Esta época que nos toca vivir no nos da tiempo para pensar y/o reflexionar sobre nuestros actos; nos equivocamos y decimos: “ya era”, “ya fue”, “filo”, “siempre me equivoco en lo mismo”, “disculpa, no soy perfecto”, frases que decimos a diario pero que las repetimos de manera mecánica para salir del paso complejo de la conversión, y caemos en el aprovechamiento de la misericordia de Dios sin una conversión seria y un examen consiente de lo que hemos realizado. Un discípulo/a de Jesús ha de perfeccionarse en los actos de amor todos los días; es como ir al GYM, cuando nos proponemos ir al gimnasio para llegar a “un verano sin polera”, con el examen de la conciencia podremos decirnos: “por una vida de discípulo/a más plena”. Volvamos a retomar este sacramento como un hábito y un acto de amor no solo a Dios sino que al prójimo, dado que por el pecado nos separamos del amor del Creador y de nuestra comunidad, de manera que, con los ojos fijos en Jesús podemos percibir el amor íntimo en la Trinidad, que se dona de manera gratuita y eterna en su intimidad y entre nosotros como humanidad.

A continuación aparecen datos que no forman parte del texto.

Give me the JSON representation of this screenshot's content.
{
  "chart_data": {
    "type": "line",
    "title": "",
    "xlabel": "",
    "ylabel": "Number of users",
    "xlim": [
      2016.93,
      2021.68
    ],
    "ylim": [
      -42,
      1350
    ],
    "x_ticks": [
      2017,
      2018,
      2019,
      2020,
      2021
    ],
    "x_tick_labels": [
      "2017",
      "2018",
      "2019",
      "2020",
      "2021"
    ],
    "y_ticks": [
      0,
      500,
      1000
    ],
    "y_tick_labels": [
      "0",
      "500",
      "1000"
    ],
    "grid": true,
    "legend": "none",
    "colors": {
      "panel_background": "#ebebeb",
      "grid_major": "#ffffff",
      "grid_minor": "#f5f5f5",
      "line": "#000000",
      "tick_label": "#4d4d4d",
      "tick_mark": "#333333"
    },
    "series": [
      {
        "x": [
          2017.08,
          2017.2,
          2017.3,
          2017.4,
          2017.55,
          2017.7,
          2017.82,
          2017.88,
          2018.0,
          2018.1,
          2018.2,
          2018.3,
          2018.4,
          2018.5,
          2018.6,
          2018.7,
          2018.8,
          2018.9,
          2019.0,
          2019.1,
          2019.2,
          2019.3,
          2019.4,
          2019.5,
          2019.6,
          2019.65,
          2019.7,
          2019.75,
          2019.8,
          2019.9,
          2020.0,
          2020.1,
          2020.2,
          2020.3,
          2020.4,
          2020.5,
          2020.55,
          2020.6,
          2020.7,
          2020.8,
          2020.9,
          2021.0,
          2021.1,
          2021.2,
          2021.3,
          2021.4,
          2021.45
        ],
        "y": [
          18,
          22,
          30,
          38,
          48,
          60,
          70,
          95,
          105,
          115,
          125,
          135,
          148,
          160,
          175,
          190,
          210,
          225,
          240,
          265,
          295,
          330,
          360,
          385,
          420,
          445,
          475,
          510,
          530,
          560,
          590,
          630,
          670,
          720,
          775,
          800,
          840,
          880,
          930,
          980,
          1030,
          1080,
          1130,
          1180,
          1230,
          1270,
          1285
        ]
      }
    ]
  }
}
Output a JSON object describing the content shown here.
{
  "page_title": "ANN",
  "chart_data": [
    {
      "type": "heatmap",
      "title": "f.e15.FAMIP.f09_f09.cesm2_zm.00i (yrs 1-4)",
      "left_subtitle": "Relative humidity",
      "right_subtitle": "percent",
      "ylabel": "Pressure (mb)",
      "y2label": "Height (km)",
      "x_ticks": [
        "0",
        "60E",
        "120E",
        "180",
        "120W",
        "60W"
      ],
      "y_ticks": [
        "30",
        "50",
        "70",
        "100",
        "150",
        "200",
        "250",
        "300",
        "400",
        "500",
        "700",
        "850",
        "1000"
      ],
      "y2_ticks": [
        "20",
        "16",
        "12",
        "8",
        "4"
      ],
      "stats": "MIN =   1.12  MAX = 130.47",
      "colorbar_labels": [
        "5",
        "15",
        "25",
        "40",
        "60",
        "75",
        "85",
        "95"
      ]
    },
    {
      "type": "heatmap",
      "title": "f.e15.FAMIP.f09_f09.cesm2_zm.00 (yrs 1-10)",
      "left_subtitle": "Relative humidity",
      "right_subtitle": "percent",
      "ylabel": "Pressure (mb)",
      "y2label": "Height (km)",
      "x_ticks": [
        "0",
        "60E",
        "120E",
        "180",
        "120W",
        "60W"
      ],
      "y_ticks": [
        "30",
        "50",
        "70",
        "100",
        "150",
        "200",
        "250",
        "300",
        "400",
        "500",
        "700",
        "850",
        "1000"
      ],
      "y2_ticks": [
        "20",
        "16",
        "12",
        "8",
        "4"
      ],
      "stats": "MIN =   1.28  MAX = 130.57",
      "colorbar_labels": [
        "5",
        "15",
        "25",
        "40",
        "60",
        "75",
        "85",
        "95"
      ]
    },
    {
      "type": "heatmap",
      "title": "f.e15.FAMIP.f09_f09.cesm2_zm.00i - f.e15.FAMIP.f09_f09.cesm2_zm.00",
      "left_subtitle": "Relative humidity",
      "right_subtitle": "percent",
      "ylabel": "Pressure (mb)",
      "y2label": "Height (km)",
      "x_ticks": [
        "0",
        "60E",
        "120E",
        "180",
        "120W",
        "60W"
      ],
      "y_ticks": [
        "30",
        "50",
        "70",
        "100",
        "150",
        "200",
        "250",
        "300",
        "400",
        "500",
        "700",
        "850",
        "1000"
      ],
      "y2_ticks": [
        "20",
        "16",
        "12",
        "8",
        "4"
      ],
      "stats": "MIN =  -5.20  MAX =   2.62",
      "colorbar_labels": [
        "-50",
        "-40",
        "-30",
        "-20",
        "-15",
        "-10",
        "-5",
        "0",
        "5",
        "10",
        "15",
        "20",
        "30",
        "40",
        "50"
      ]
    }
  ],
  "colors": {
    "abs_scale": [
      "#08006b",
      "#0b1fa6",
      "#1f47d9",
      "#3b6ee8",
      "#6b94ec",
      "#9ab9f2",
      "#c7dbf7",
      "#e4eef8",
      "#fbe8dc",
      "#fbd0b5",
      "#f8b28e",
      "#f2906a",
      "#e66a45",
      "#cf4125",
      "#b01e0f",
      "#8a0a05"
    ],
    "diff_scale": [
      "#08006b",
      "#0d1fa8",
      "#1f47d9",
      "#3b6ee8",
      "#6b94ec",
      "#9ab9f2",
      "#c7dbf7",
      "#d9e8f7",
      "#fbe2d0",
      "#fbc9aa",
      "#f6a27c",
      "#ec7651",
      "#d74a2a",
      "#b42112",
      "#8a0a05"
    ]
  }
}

En efecto, celebrar el sacramento de la reconciliación es una manera por el cual podemos demostrar por nuestras obras su misericordia y hacer lío para gritar con nuestras vidas el Evangelio que Jesús nos propone, es decir, construir el Reino de Dios y su justicia aquí en la tierra, por lo que necesitamos como Iglesia, sobre todo en Chile, anunciar esta Buena Noticia de manera distinta a lo que estamos acostumbrados a vivir. Francisco nos llama a testimoniar con un compromiso renovado el amor y la misericordia de Dios para con todos y todas, esta misericordia que proviene de Dios no es una cosa lejana o una idea filosófica, sino más bien que se vive y se siente en la vida cotidiana, en lo concreto, a cada momento que nos podemos sentir “misericordiados” por Dios y nosotros como discípulos y discípulas de Jesús podemos ser misericordiosos con la humanidad, el perdón se nos ha entregado a nosotros, que somos seres frágiles, pero nos ayuda a fortalecernos y serenar el corazón con el bálsamo de su misericordia.
En pocas palabras, para lograr alcanzar la misericordia de Dios, no solo por medio del sacramento, sino en los hechos concretos de la vida, es conveniente leer el Evangelio y tomarlo en serio y esto es un desafío inmenso para nuestra generación, por tanto te pregunto ¿Te animas a sumarte?